Whistleblowing

A whistleblower is an individual who publicly alleges hidden wrongdoing by an organization or by another individual, typically from within the same organization. The individual may be an employee or a former employee while the alleged wrongdoing might involve breaking a law, regulation or procedure which in turn threatens the public interest. Allegations can be made to personnel within the organization or to external groups such as the police, the media or special interest groups. For example:

A technologist may be aware that his company is knowingly shipping faulty electronic controls for use in a variety of transportation systems. After repeated failed attempts to have management address the issue, the technologist notifies a local newspaper reporter who publishes an article about the defective components and the potential for accidents and loss of life.

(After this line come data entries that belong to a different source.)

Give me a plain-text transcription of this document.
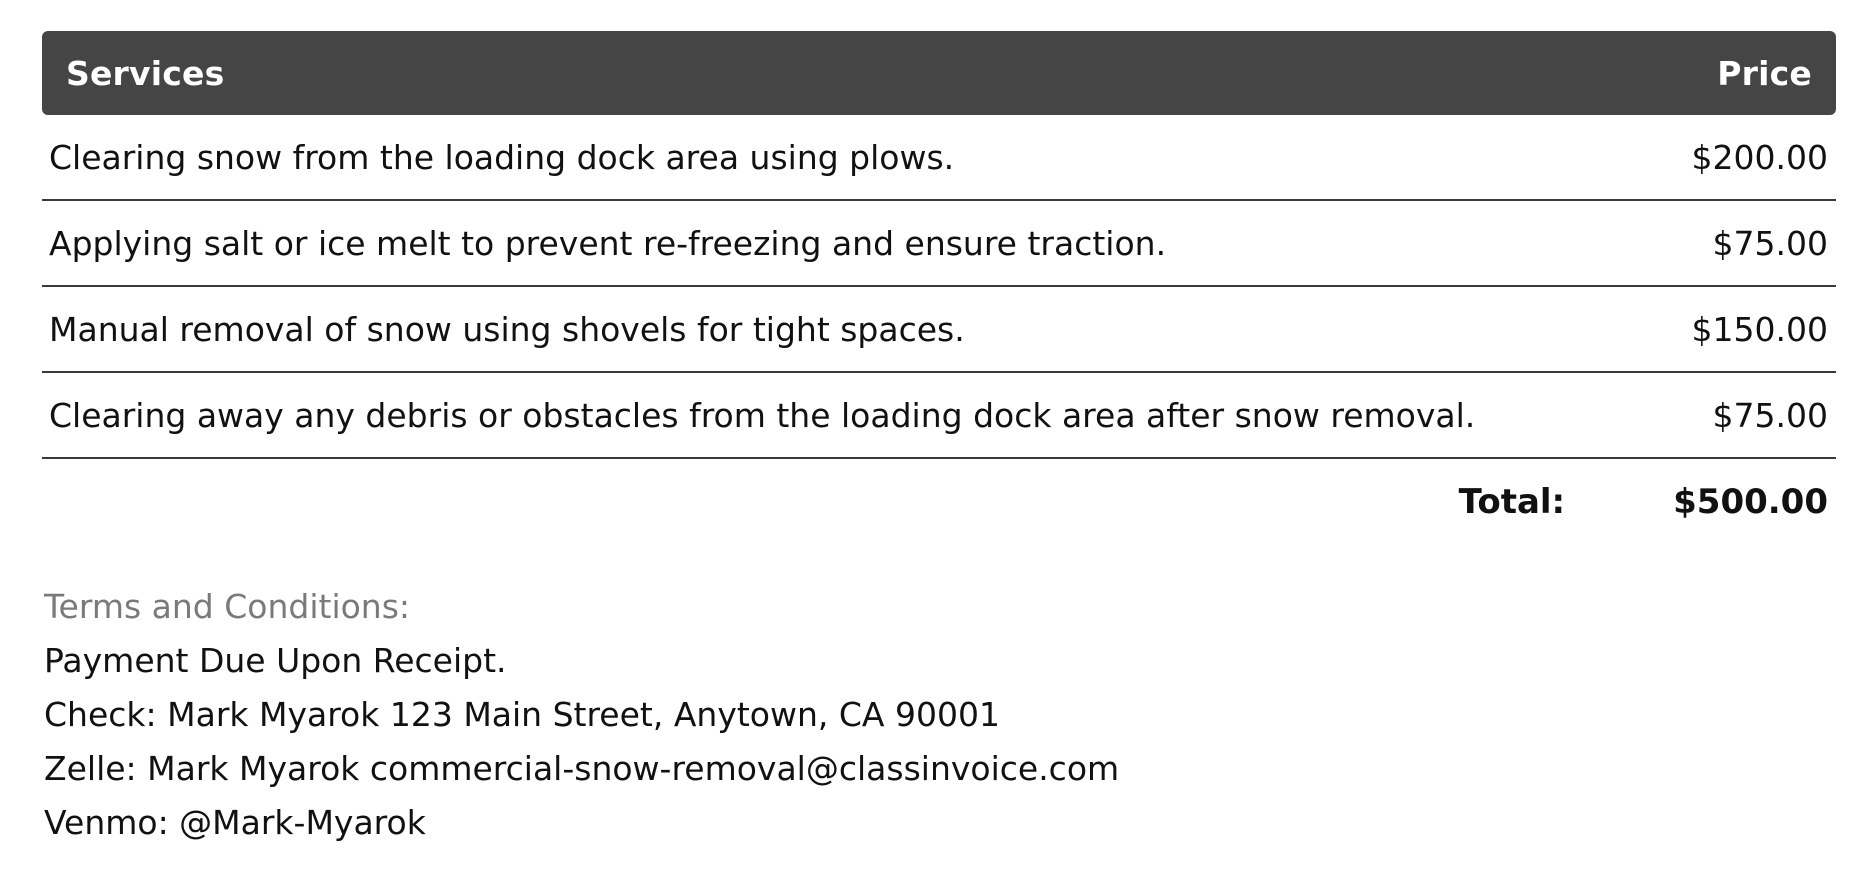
Services	Price
Clearing snow from the loading dock area using plows.	$200.00
Applying salt or ice melt to prevent re-freezing and ensure traction.	$75.00
Manual removal of snow using shovels for tight spaces.	$150.00
Clearing away any debris or obstacles from the loading dock area after snow removal.	$75.00
Total:	$500.00
Terms and Conditions:
Payment Due Upon Receipt.
Check: Mark Myarok 123 Main Street, Anytown, CA 90001
Zelle: Mark Myarok commercial-snow-removal@classinvoice.com
Venmo: @Mark-Myarok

The dilemma for a whistleblower is that they owe a duty of loyalty to their employer while at the same time having a professional responsibility under the Code of Ethics to protect the public interest.  There may also be a deep-seated discomfort in becoming a whistleblower as they can face being unpopular with co-workers, discriminated against by potential employers or even dismissed by their employer.

Employers in Canada have the right to terminate a non-contracted employee under the principle of 'employment at will' and at present there is no legislation to protect whistleblowers in private organizations.

Given the lack of legislated protection, the guiding principle for a Technology Professional faced with an ethical issue that contravenes the Code of Ethics is:

  • always use established organizational channels to report concerns before taking an issue outside the organization.